What Is PFOA-Free Cookware? The Facts You Must Know to Make Healthy Decision

The term “PFOA-Free” is commonly used when referring to nonstick cookware.

Why should you worry about PFOA-free cookware?

PFOA-free cookware is critical, and I go into great depth about its benefits in my post.

What Is PFOA-Free Cookware?

“perfluorooctanoic acid” is the abbreviation for PFOA. Teflon is most often linked with this compound, despite the fact that it is not really found in the material. Around, not inside. PFOA is burned off in the process of making Teflon and other water-resistant products.

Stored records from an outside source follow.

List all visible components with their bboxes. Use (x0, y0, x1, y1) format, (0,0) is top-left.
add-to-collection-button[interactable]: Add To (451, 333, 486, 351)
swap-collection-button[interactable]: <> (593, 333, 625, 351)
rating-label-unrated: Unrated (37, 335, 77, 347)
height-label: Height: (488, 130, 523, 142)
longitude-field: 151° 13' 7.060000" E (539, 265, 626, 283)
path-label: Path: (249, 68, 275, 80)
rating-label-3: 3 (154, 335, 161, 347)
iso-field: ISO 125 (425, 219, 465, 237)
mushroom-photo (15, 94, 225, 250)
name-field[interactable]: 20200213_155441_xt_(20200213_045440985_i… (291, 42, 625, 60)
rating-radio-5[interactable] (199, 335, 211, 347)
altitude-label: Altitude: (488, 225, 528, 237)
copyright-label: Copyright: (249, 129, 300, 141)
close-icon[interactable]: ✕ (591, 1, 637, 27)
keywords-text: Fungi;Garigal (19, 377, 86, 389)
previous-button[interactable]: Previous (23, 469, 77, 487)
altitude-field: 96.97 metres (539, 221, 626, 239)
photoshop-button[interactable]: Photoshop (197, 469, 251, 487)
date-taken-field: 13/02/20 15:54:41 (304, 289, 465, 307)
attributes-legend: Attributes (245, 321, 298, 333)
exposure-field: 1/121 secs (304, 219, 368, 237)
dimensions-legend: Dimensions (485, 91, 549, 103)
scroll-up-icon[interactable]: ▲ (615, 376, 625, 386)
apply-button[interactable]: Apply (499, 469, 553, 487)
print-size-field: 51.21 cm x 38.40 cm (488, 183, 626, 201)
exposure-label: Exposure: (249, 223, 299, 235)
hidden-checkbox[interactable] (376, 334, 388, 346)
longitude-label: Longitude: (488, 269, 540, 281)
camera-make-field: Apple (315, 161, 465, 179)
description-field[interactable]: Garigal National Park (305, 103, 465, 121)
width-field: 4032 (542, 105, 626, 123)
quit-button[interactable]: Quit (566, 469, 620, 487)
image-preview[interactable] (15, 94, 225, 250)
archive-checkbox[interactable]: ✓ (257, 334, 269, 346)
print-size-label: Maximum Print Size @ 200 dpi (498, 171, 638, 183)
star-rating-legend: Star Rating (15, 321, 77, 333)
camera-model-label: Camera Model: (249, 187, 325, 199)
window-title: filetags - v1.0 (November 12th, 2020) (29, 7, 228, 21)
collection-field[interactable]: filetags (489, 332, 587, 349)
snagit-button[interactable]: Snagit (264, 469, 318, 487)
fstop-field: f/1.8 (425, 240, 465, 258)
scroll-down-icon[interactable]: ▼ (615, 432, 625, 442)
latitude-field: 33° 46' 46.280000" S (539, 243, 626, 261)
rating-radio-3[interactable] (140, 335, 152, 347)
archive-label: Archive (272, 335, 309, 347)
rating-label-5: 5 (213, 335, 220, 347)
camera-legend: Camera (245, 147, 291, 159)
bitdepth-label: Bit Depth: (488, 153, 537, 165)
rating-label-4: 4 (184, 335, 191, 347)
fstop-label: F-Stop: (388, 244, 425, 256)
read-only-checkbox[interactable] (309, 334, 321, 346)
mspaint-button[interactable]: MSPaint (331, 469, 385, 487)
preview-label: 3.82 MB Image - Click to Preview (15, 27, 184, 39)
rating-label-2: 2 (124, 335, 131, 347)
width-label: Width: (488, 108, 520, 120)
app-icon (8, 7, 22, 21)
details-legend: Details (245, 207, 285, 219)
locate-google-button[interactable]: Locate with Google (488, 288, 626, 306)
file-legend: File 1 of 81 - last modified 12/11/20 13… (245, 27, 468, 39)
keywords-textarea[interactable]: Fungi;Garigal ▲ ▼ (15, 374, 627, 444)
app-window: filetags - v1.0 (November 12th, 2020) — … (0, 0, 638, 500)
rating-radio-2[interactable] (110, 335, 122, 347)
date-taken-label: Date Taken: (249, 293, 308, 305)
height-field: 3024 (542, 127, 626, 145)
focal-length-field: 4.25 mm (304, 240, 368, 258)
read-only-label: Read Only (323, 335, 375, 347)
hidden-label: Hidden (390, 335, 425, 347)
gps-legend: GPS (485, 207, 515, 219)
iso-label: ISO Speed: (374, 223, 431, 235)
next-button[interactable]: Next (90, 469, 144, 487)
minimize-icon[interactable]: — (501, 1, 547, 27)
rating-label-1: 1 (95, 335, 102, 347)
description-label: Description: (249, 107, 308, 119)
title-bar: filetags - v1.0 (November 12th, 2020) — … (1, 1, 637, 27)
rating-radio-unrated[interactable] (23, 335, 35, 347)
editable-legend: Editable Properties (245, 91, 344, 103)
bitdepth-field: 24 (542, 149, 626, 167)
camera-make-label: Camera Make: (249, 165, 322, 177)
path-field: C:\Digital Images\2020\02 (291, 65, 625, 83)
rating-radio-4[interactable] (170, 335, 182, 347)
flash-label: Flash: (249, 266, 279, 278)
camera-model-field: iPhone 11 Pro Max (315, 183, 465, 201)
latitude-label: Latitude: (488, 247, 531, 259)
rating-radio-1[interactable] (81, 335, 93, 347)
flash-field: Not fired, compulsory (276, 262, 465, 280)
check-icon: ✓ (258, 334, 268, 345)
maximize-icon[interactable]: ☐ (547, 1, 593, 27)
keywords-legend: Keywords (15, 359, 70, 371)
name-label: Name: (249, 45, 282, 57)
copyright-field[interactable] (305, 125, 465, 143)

In addition, PFOA is used to make stain-resistant carpets, water-repellent clothing, and paper/cardboard packaging. It is also used in ski wax, fire-fighting foam, sealants, and floor wax. When compounds like fluorotelomers decompose, PFOAs can be formed.

So why should we be concerned if it isn’t made of Teflon? So far, PFOA has only achieved prominence in recent years as a result of its unexpected finding in literally everything. Our drinking water and our bodies are contaminated with it. Due to its resistance to water and the earth (which is why it’s so valuable), it can travel for miles and eventually reach the ocean’s surface, where it floats.

The production of Teflon has contributed to the contamination of the world, even though the American Cancer Society is assured that “non-stick cookware is not a substantial cause of PFOA exposure.” Even before Teflon, PFOAs have been found in a wide range of products, including detergents, cosmetics, and even food packaging.

Dangers of PFOA: PFOA health effects on your body

It’s now or never. PFOAs are already in our bodies. The concentrations in our blood serum range from 2 to 8 ppb. A “lifetime health advisory” was issued by the EPA in 2016, stating that excessive exposure could lead to:

  • Cancers of the testicles and kidneys
  • Obstacles to the healthy development of the fetus, low birth weight, early puberty, and weakened immunity in breastfed children
  • Damage to the liver
  • It is a disorder of the thyroid gland
  • Irritable bowel syndrome
  • Changes in cholesterol levels
  • Pregnancy alters one’s blood pressure.

Toxicological exposure to PFOA can come through food, water, air, dust, and food packaging. They don’t know which one of those is the most dangerous. “Non-stick cookware” is not included in the list. “Undetectable (1.5) to 4.3 parts per billion” PFOA levels were found in non-stick cookware in a recent study.